Di tengah menikmati makan siangnya, Ghina teringat percakapannya dengan Lira.
*Flashback On*
Saat Zalman keluar kamar VIP itu, Ghina baru bisa bernapas lega. Pasalnya sudah sejak tadi dia ingin mandi dan berganti pakaian dengan pakaian pemberian Zalman tapi sungkan karena pria yang masih asing baginya masih betah berada di sana.
Ghina langsung beranjak dari sana dengan perlahan karena bukan hanya kepalanya yang masih pusing dan membuat jalannya sempoyongan, tubuhnya terutama kakinya sakit dan masih lemah. Ghina mandi tanpa mengenai perban di keninganya dan berganti pakaian, cukup tubuhnya yang terkena air dia sudah senang.
Betapa terkejutnya Ghina saat keluar kamar ternyata sudah ada Lira.
"Ma-mami?" sapa Ghina.
"Hai, Cantik, Aku kira salah kamar, ternyata benar kamu di sini," sahutnya dengan tatapan mengintimidasi.
Ghina terdiam sambil melangkah pelan menuju ranjangnya.
"Apa ada seseorang yang menolong kamu?" tanya Lira tanpa beralaskan. Pasalnya dia melihat tas pria dan laptop serta beberapa berkas berantakan di sofa dan meja.
"Makasih karena Mami sudah menjengukku," ucap Ghina mengalihkan pertanyaan yang Lira lontarkan.
"Tentu saja, Cantik. Karena kamu salah satu anak asuh aku yang paling laris manis. Tapi aku ke sini bukan hanya menjenguk kamu," ungkap Lira.
Tatapan kedua mata Ghina cukup menunjukan tanda tanya besar. Apa tujuan sang Mami yang sebenarnya?
"Aku mau menginfokan, kamu harus mengganti rugi uang yang sudah Mr.Yudha berikan, istrinya meminta semuanya kembali tanpa kurang satu apapun atau mereka akan memenjarakan kamu!" sambung Lira.
Bukan salah Ghina, bahkan wanita itu menjadi korban kekejaman nyonya Yudha itu, tiga orang preman bayarannya melecehkan Ghina belum lagi supir taxi online yang menjadi korban karena mengantar dia pulang yang seharusnya Ghina pulang dengan mobil pribadinya.
*Flashback Off*
"Hei, Kamu melamun?" tanya Zalman saat dia lihat Ghina hanya mengaduk-aduk makanannya.
Suara bariton Zalman mengejutkan Ghina dan membuyarkan lamunannya.

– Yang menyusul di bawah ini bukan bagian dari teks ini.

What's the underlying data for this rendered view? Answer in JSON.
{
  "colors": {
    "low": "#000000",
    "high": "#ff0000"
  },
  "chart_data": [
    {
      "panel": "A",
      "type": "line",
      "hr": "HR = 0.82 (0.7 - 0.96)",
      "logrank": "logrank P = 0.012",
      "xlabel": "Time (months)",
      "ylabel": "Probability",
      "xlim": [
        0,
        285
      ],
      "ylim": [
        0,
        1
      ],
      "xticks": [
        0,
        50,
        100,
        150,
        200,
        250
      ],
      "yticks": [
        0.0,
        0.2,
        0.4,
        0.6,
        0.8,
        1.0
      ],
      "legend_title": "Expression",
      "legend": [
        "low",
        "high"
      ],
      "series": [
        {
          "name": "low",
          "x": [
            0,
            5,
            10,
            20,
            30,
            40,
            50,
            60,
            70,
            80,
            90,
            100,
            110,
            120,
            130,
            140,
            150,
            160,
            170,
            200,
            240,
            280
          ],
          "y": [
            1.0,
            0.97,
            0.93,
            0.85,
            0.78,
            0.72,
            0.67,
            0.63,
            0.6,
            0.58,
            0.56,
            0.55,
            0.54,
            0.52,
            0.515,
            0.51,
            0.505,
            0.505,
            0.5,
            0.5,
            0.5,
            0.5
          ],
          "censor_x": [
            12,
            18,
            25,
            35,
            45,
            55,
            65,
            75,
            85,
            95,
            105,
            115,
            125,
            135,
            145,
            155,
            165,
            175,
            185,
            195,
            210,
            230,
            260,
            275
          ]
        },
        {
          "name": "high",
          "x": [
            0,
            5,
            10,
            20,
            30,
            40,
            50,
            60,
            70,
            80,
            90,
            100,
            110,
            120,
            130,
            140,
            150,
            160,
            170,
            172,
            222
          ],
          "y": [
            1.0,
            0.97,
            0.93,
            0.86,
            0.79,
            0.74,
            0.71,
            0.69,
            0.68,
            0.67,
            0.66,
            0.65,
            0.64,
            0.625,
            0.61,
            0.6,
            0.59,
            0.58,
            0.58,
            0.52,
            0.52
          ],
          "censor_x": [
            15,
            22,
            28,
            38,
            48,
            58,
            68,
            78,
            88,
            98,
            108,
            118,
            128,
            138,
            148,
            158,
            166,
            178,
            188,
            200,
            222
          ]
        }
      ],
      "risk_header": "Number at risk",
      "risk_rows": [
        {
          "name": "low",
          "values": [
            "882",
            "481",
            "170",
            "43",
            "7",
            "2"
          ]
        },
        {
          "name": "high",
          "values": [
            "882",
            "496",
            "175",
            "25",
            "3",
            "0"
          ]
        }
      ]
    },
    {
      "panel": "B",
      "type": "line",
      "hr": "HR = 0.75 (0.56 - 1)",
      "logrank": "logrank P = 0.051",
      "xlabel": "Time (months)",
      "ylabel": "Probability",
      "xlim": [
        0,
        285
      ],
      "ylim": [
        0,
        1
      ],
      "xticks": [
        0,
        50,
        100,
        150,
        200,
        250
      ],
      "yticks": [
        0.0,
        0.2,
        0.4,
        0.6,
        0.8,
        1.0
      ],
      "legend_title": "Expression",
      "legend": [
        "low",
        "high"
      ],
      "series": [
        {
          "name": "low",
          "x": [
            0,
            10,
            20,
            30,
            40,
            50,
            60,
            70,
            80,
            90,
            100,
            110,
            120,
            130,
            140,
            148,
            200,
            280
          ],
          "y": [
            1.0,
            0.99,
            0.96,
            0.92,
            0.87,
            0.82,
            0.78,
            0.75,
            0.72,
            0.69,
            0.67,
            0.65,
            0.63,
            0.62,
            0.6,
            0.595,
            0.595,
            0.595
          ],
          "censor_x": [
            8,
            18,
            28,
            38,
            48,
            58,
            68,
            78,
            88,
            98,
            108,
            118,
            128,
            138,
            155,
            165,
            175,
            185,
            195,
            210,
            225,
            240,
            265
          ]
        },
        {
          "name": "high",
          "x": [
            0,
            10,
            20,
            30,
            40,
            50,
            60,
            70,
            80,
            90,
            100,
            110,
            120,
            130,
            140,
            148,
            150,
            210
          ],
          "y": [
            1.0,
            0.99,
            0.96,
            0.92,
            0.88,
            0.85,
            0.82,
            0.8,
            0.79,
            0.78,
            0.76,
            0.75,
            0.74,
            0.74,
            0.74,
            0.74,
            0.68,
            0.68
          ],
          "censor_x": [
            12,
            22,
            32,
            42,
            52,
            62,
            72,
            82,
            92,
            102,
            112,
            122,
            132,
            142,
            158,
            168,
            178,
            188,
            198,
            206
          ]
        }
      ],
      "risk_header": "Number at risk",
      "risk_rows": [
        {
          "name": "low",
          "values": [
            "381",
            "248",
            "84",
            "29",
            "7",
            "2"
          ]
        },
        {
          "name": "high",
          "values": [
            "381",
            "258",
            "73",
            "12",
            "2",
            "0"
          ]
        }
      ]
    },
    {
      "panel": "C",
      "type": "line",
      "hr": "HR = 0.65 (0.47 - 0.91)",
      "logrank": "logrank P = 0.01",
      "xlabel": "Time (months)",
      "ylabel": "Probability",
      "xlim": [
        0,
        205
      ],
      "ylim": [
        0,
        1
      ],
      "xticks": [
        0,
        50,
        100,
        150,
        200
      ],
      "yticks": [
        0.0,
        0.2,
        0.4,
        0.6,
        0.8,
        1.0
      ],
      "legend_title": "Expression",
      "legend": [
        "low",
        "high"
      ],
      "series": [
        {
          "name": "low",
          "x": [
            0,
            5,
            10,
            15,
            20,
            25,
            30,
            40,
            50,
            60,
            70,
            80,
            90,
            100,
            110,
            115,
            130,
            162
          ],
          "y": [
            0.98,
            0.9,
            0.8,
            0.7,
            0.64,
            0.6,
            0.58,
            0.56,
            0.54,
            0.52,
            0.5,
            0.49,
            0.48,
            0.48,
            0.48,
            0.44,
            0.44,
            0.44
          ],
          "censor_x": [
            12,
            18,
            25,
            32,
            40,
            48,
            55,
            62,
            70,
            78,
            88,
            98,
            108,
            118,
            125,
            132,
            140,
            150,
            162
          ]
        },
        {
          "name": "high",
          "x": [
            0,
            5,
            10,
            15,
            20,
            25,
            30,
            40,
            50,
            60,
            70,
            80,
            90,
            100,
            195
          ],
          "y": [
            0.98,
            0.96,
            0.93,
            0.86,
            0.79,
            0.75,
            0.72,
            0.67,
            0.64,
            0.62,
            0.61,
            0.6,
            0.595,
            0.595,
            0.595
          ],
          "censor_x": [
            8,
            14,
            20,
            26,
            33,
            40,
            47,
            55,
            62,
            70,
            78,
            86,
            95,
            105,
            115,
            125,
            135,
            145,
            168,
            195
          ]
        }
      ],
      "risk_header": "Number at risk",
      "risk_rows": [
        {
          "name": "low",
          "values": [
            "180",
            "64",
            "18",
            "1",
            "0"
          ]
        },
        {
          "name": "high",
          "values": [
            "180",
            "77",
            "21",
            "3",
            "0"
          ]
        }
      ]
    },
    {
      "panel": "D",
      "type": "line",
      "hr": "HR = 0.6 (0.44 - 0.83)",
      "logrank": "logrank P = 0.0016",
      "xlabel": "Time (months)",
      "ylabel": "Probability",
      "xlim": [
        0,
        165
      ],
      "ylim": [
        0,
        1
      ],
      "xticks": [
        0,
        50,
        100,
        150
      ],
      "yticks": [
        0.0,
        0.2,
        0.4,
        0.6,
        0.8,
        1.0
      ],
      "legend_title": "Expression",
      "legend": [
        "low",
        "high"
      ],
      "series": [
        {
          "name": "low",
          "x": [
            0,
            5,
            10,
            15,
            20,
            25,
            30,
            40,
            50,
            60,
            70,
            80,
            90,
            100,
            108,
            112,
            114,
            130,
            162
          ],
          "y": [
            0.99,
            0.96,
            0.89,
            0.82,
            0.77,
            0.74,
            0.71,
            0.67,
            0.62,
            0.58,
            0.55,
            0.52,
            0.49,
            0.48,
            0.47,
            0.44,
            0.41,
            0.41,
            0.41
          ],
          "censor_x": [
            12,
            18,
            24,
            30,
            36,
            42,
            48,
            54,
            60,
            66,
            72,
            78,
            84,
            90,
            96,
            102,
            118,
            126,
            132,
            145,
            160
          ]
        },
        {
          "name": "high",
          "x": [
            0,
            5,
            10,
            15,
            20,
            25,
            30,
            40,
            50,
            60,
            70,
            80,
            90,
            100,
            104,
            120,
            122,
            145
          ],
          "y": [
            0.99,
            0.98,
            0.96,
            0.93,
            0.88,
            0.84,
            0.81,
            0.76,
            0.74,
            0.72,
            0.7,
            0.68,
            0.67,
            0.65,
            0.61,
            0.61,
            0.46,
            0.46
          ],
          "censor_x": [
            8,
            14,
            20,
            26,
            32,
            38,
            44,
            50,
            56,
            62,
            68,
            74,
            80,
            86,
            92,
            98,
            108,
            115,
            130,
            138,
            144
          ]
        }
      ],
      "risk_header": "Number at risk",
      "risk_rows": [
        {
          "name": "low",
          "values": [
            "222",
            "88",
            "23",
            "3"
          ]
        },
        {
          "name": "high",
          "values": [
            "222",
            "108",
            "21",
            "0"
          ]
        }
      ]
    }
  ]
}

"Heum? Ng-ngak kok." Ghina kembali menyuap makanannya ke dalam mulut.
"Apa karena wanita tadi?"
Deg!
Kedua mata Ghina sontak mendelik disertai tersedak. "Uhuk! Uhuk!"
Zalman langsung memberikan air minum untuk Ghina.
"Maaf, tadi saya sempat mendengar pembicaraan kalian, suara wanita itu sangat kencang, siapapun orang di depan pintu pasti akan mendengar," ungkap Zalman.
Ghina mengangguk pelan sambil menaruh kembali gelas minumnya, kemudian tersenyum.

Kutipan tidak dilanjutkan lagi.